Just over two months ago, a Swiss biotech claimed an Alzheimer's drug it invented was the first of its type to slow the cognitive decline associated with the disease. Detailed results, presented Thursday at a medical conference, show the company's seeming success isn't at all certain, however.
The drug, developed by AC Immune and licensed to Roche, reduced the rate of cognitive decline by 44% over placebo in a small Phase 2 study of some 270 patients with mild-to-moderate Alzheimer's. That finding, when it was disclosed in August, propelled shares in AC Immune higher by more than half on hopes it represented an advance for drugs that target an Alzheimer's-linked protein called tau.
But on Wednesday, Roche trial researcher Cecilia Monteiro told attendees of the virtual Clinical Trials in Alzheimer's Disease conference that patients who received AC Immune and the Swiss pharma's drug only benefited on measures of memory. On language and movement skills, treated study participants performed no better than those who received placebo.
Moreover, the drug, called semorinemab, didn't appear to help patients when tested on other measures of cognition and function. Notably, when researchers scanned patients' brains using a technique called positron emission tomography, they observed no significant reduction in tau levels, raising questions about how well the drug does what it was designed to do.
Even mixed results, however, are uncommon in studies of Alzheimer's drugs, almost all of which have failed outright. AC Immune's results are also notable for research into blocking tau, an approach to treating the disease that drugmakers have turned to over the past decade as the dominant hypothesis of targeting a protein called amyloid beta sputtered.
"We're always happy to see positive clinical data. It doesn't come very often in our field," Stephen Salloway, a Brown University neurology professor, said in his commentary on the semorinemab data following the CTAD presentation.
Targeting amyloid, however, is newly resurgent after the Food and Drug Administration's controversial approval of Biogen's Aduhelm, a decision that recently spurred Eisai and Eli Lilly to submit their similar acting therapies for accelerated review.

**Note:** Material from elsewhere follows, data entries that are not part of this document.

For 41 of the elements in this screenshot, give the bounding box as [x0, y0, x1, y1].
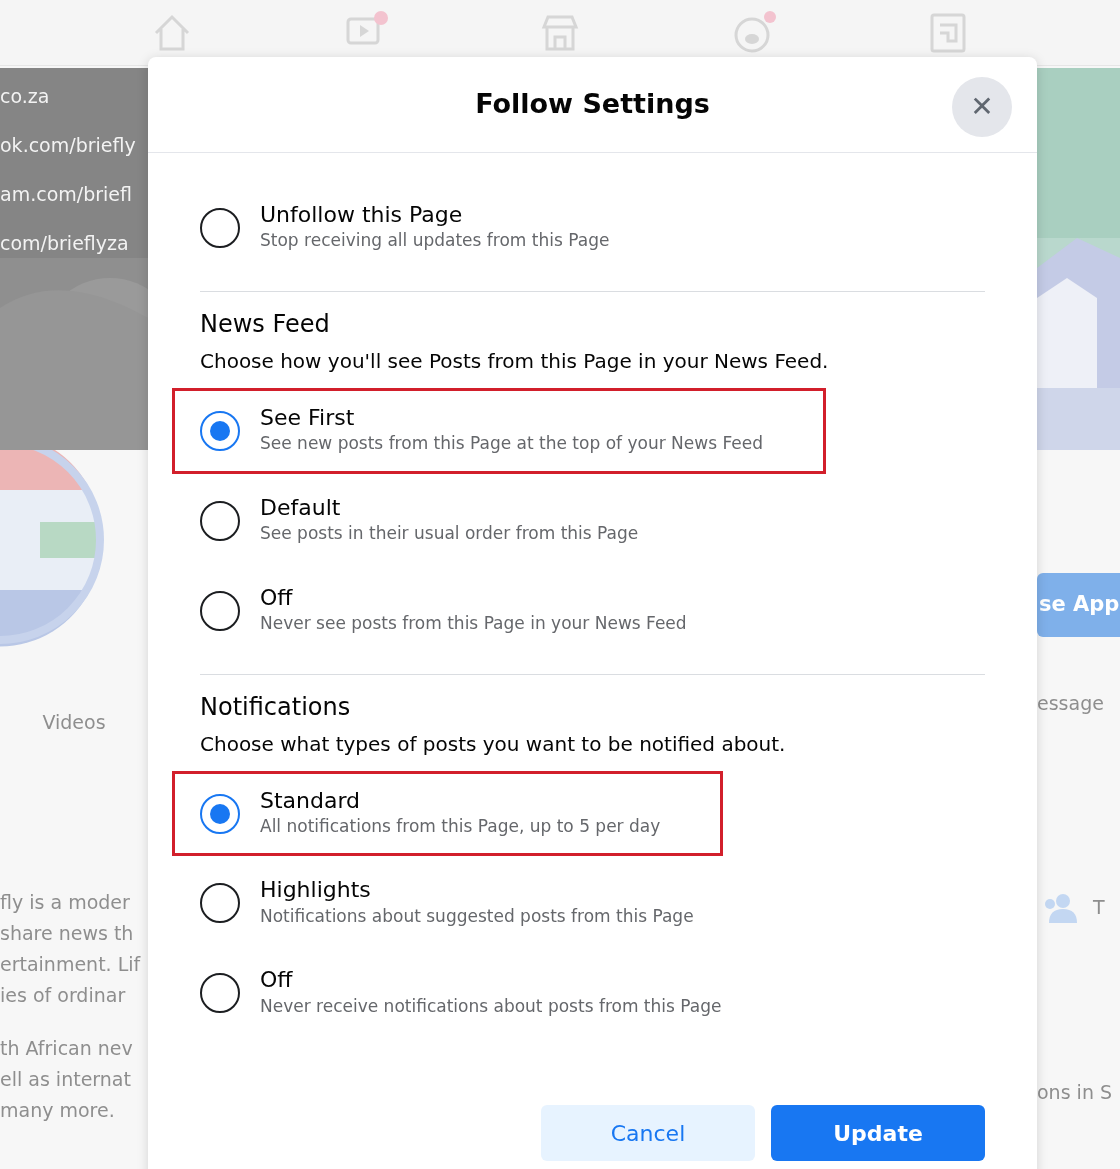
- radio-button[interactable]: [200, 207, 240, 248]
- option-description: Never see posts from this Page in your News Feed: [260, 612, 687, 636]
- about-text: fly is a moder share news th ertainment. Lif ies of ordinar: [0, 889, 142, 1008]
- option-label: Highlights: [260, 877, 372, 904]
- radio-button[interactable]: [200, 883, 240, 924]
- option-label: Default: [260, 494, 342, 522]
- option-label: Unfollow this Page: [260, 202, 464, 229]
- radio-button[interactable]: [200, 793, 240, 834]
- link-text[interactable]: am.com/briefl: [0, 170, 148, 219]
- option-description: See new posts from this Page at the top of your News Feed: [260, 432, 763, 456]
- section-description: Choose what types of posts you want to be notified about.: [200, 730, 787, 758]
- dialog-title: Follow Settings: [475, 87, 710, 122]
- cancel-button[interactable]: Cancel: [541, 1105, 755, 1161]
- option-description: Stop receiving all updates from this Page: [260, 229, 610, 253]
- tab[interactable]: Videos: [0, 708, 148, 737]
- option-description: See posts in their usual order from this Page: [260, 522, 639, 546]
- option-label: Off: [260, 967, 294, 994]
- info-text: T: [1093, 895, 1105, 921]
- section-heading: News Feed: [200, 308, 331, 340]
- link-text[interactable]: com/brieflyza: [0, 219, 148, 268]
- close-button[interactable]: ✕: [952, 77, 1012, 137]
- radio-button[interactable]: [200, 590, 240, 631]
- option-label: See First: [260, 404, 356, 432]
- option-label: Off: [260, 584, 294, 612]
- about-text: th African nev ell as internat many more.: [0, 1035, 134, 1123]
- radio-button[interactable]: [200, 973, 240, 1014]
- radio-button[interactable]: [200, 500, 240, 541]
- footer-text: ons in S: [1037, 1079, 1114, 1105]
- option-description: Notifications about suggested posts from this Page: [260, 904, 694, 928]
- option-description: All notifications from this Page, up to 5 per day: [260, 814, 661, 838]
- option-description: Never receive notifications about posts from this Page: [260, 994, 722, 1018]
- link-text[interactable]: ok.com/briefly: [0, 121, 148, 170]
- action-button[interactable]: se App: [1037, 573, 1120, 637]
- radio-button[interactable]: [200, 410, 240, 451]
- link-text[interactable]: co.za: [0, 72, 148, 121]
- update-button[interactable]: Update: [771, 1105, 985, 1161]
- tab[interactable]: essage: [1037, 689, 1120, 718]
- people-icon: [1043, 892, 1077, 923]
- option-label: Standard: [260, 787, 362, 814]
- section-description: Choose how you'll see Posts from this Page in your News Feed.: [200, 347, 830, 375]
- section-heading: Notifications: [200, 691, 352, 723]
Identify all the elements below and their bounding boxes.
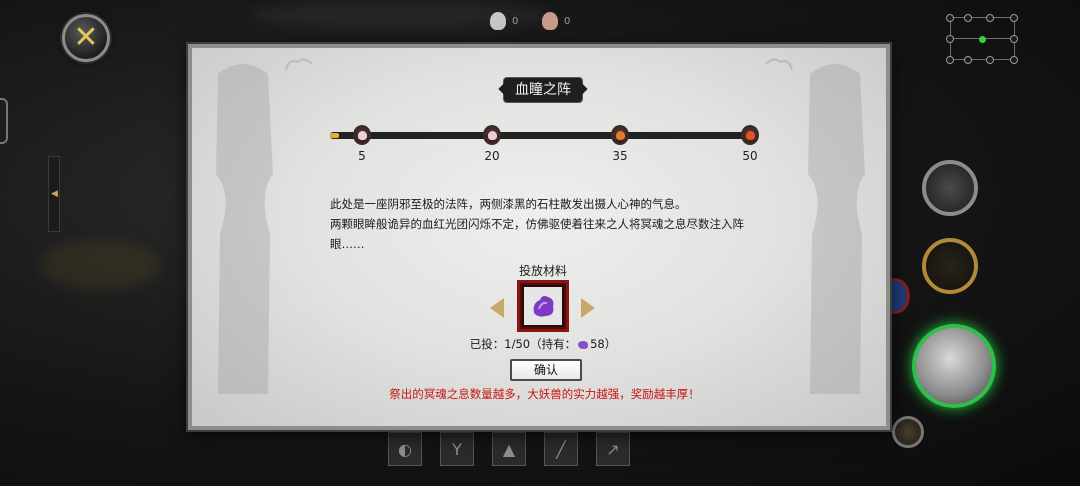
bottom-skill-bar: ◐ Y ▲ ╱ ↗ [388, 432, 630, 466]
flaming-skull-icon [745, 130, 755, 140]
material-slot[interactable] [517, 280, 569, 332]
material-label: 投放材料 [518, 264, 567, 278]
progress-fill [330, 133, 339, 138]
close-x-icon: ✕ [73, 20, 99, 55]
cloud-ornament-right-icon [765, 58, 793, 71]
small-ring-button[interactable] [892, 416, 924, 448]
slot-3[interactable]: ▲ [492, 432, 526, 466]
slot-5[interactable]: ↗ [596, 432, 630, 466]
skill-ring-2[interactable] [922, 238, 978, 294]
skull-icon [357, 130, 367, 140]
progress-track [330, 132, 756, 139]
milestone-label: 20 [484, 149, 500, 163]
milestone-5[interactable] [353, 125, 371, 145]
description-line-2: 两颗眼眸般诡异的血红光团闪烁不定，仿佛驱使着往来之人将冥魂之息尽数注入阵眼…… [330, 217, 744, 251]
slot-1[interactable]: ◐ [388, 432, 422, 466]
flaming-skull-icon [615, 130, 625, 140]
slot-4[interactable]: ╱ [544, 432, 578, 466]
description-line-1: 此处是一座阴邪至极的法阵，两侧漆黑的石柱散发出摄人心神的气息。 [330, 197, 687, 211]
confirm-button[interactable]: 确认 [510, 359, 582, 381]
milestone-20[interactable] [483, 125, 501, 145]
milestone-label: 35 [612, 149, 628, 163]
minimap-icon[interactable] [946, 14, 1018, 66]
purple-soul-essence-icon [533, 296, 554, 317]
milestone-35[interactable] [611, 125, 629, 145]
top-skull-icon-2 [542, 12, 558, 30]
right-stone-pillar [808, 64, 865, 394]
left-stone-pillar [216, 64, 273, 394]
milestone-label: 50 [742, 149, 758, 163]
milestone-label: 5 [358, 149, 366, 163]
top-skull-icon-1 [490, 12, 506, 30]
close-button[interactable]: ✕ [62, 14, 110, 62]
invested-prefix: 已投：1/50（持有： [469, 337, 577, 351]
top-counter-2: 0 [564, 16, 571, 27]
milestone-50[interactable] [741, 125, 759, 145]
left-slider[interactable]: ◀ [48, 156, 60, 232]
formation-description: 此处是一座阴邪至极的法阵，两侧漆黑的石柱散发出摄人心神的气息。 两颗眼眸般诡异的… [330, 194, 770, 254]
slider-arrow-icon: ◀ [51, 189, 58, 199]
held-count: 58 [590, 337, 605, 351]
left-side-tab[interactable] [0, 98, 8, 144]
slot-2[interactable]: Y [440, 432, 474, 466]
skill-ring-1[interactable] [922, 160, 978, 216]
arrow-left-icon[interactable] [490, 298, 504, 318]
soul-essence-small-icon [578, 341, 589, 349]
reward-warning-text: 祭出的冥魂之息数量越多，大妖兽的实力越强，奖励越丰厚！ [389, 387, 700, 401]
formation-dialog: 血瞳之阵 5 20 35 50 此处是一座阴邪至极的法阵，两侧漆黑的石柱散发出摄人心神… [188, 44, 890, 430]
attack-button[interactable] [912, 324, 996, 408]
dialog-title: 血瞳之阵 [504, 78, 582, 102]
invested-suffix: ） [604, 337, 617, 351]
invested-count: 已投：1/50（持有： 58） [462, 336, 624, 352]
cloud-ornament-left-icon [285, 58, 313, 71]
bg-golden-light [40, 240, 160, 290]
arrow-right-icon[interactable] [581, 298, 595, 318]
skull-icon [487, 130, 497, 140]
top-counter-1: 0 [512, 16, 519, 27]
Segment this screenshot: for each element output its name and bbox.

Drugs blocking tau, meanwhile, have hit several setbacks, as AbbVie, Biogen and Lilly have each stopped work on various candidates this year.

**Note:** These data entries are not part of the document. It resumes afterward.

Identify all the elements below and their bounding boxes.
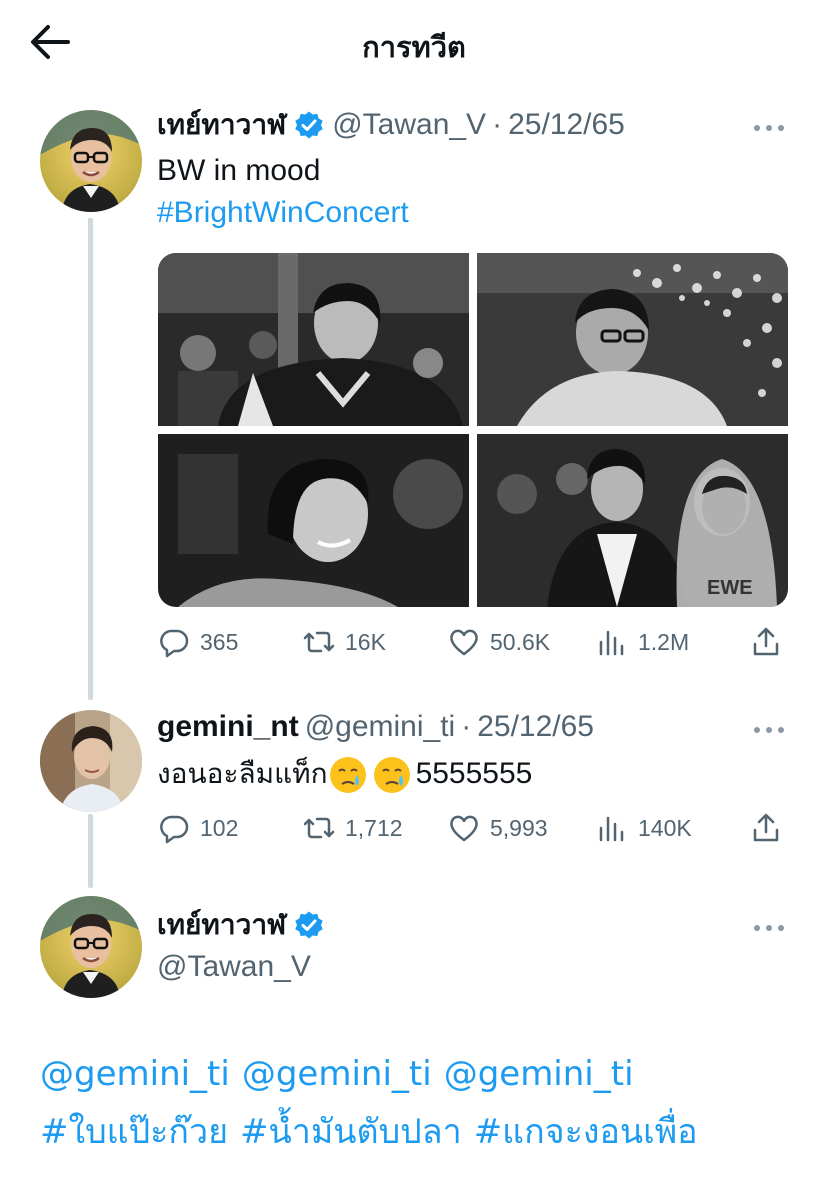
handle[interactable]: @gemini_ti: [305, 709, 456, 745]
avatar[interactable]: [40, 710, 142, 812]
svg-text:EWE: EWE: [707, 577, 753, 599]
separator-dot: ·: [461, 710, 472, 743]
tweet-header: เทย์ทาวาฬ @Tawan_V · 25/12/65: [157, 107, 625, 143]
share-icon: [753, 813, 779, 842]
photo-2[interactable]: [477, 253, 788, 426]
avatar[interactable]: [40, 110, 142, 212]
handle[interactable]: @Tawan_V: [157, 950, 311, 984]
hashtag-link[interactable]: #BrightWinConcert: [157, 196, 409, 230]
timestamp[interactable]: 25/12/65: [477, 709, 594, 745]
display-name[interactable]: เทย์ทาวาฬ: [157, 907, 286, 943]
hashtag-link[interactable]: #ใบแป๊ะก๊วย: [40, 1112, 228, 1152]
views-button[interactable]: 140K: [596, 812, 692, 844]
avatar[interactable]: [40, 896, 142, 998]
crying-face-emoji: [373, 757, 410, 793]
page-title: การทวีต: [362, 30, 466, 64]
timestamp[interactable]: 25/12/65: [508, 107, 625, 143]
more-options-button[interactable]: [752, 720, 786, 740]
verified-badge-icon: [295, 111, 323, 139]
media-grid: EWE: [158, 253, 788, 607]
reply-count: 365: [200, 628, 239, 655]
reply-button[interactable]: 102: [158, 812, 238, 844]
heart-icon: [450, 815, 478, 842]
mention-link[interactable]: @gemini_ti: [444, 1054, 634, 1094]
verified-badge-icon: [295, 911, 323, 939]
views-count: 140K: [638, 814, 692, 841]
tweet-text-body: งอนอะลืมแท็ก: [157, 757, 328, 790]
tweet-text-suffix: 5555555: [415, 757, 533, 790]
tweet-text: งอนอะลืมแท็ก 5555555: [157, 752, 532, 796]
hashtag-link[interactable]: #แกจะงอนเพื่อ: [474, 1112, 698, 1152]
retweet-icon: [303, 631, 335, 653]
reply-icon: [160, 815, 189, 844]
like-button[interactable]: 50.6K: [448, 626, 550, 658]
mentions-line: @gemini_ti @gemini_ti @gemini_ti: [40, 1054, 646, 1094]
tweet-actions: 102 1,712 5,993 140K: [158, 812, 788, 852]
retweet-button[interactable]: 1,712: [303, 812, 403, 844]
photo-4[interactable]: EWE: [477, 434, 788, 607]
like-count: 5,993: [490, 814, 548, 841]
mention-link[interactable]: @gemini_ti: [242, 1054, 432, 1094]
reply-button[interactable]: 365: [158, 626, 238, 658]
share-icon: [753, 627, 779, 656]
tweet-header: เทย์ทาวาฬ: [157, 907, 332, 943]
retweet-count: 16K: [345, 628, 386, 655]
display-name[interactable]: gemini_nt: [157, 709, 299, 745]
photo-3[interactable]: [158, 434, 469, 607]
views-count: 1.2M: [638, 628, 690, 655]
display-name[interactable]: เทย์ทาวาฬ: [157, 107, 286, 143]
share-button[interactable]: [750, 812, 792, 844]
tweet-actions: 365 16K 50.6K 1.2M: [158, 626, 788, 666]
more-options-button[interactable]: [752, 918, 786, 938]
handle[interactable]: @Tawan_V: [332, 107, 486, 143]
share-button[interactable]: [750, 626, 792, 658]
hashtags-line: #ใบแป๊ะก๊วย #น้ำมันตับปลา #แกจะงอนเพื่อ: [40, 1104, 710, 1158]
heart-icon: [450, 629, 478, 656]
retweet-button[interactable]: 16K: [303, 626, 386, 658]
thread-connector-line: [88, 218, 93, 700]
reply-count: 102: [200, 814, 239, 841]
tweet-text: BW in mood: [157, 154, 321, 187]
separator-dot: ·: [492, 108, 503, 141]
thread-connector-line: [88, 814, 93, 888]
views-bar-icon: [599, 630, 624, 656]
retweet-icon: [303, 817, 335, 839]
views-bar-icon: [599, 816, 624, 842]
reply-icon: [160, 629, 189, 658]
like-count: 50.6K: [490, 628, 551, 655]
hashtag-link[interactable]: #น้ำมันตับปลา: [240, 1112, 462, 1152]
views-button[interactable]: 1.2M: [596, 626, 689, 658]
crying-face-emoji: [329, 757, 366, 793]
retweet-count: 1,712: [345, 814, 403, 841]
tweet-thread-page: การทวีต เทย์ทาวาฬ @Tawan_V · 25/12/65 BW…: [0, 0, 828, 1185]
mention-link[interactable]: @gemini_ti: [40, 1054, 230, 1094]
tweet-header: gemini_nt @gemini_ti · 25/12/65: [157, 709, 594, 745]
top-bar: การทวีต: [0, 0, 828, 86]
like-button[interactable]: 5,993: [448, 812, 548, 844]
photo-1[interactable]: [158, 253, 469, 426]
more-options-button[interactable]: [752, 118, 786, 138]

Lilly scrapped one tau-targeting drug, called zagotenemab, after it failed a Phase 2 trial, for instance. The result led the company's top scientist, Dan Skovronsky, to doubt whether antibody drugs like zagotenemab or semorinemab could have any effect on tau buildup.
"I would be reluctant to invest in really any anti-tau antibody, given what we've seen here," Skovronsky said in Lilly's latest earnings call.
The company is working on a small molecule alternatives instead, he said.
Roche and AC Immune, meanwhile, haven't specified what their next steps for semorinemab are. Patients in the Phase 2 trial have the option to participate in an extension study, though which all will receive the drug. Those results will be critical to the drug's future as AC Immune CEO Andrea Pfeifer said the companies want to review data from that trial before deciding whether to start a Phase 3 study.
"We really need to understand the biomarkers. We really want to see, if after longer treatment, you see functional improvements," she said in an interview, before a decision can be made.
The company's shares fell 21% after the data were released.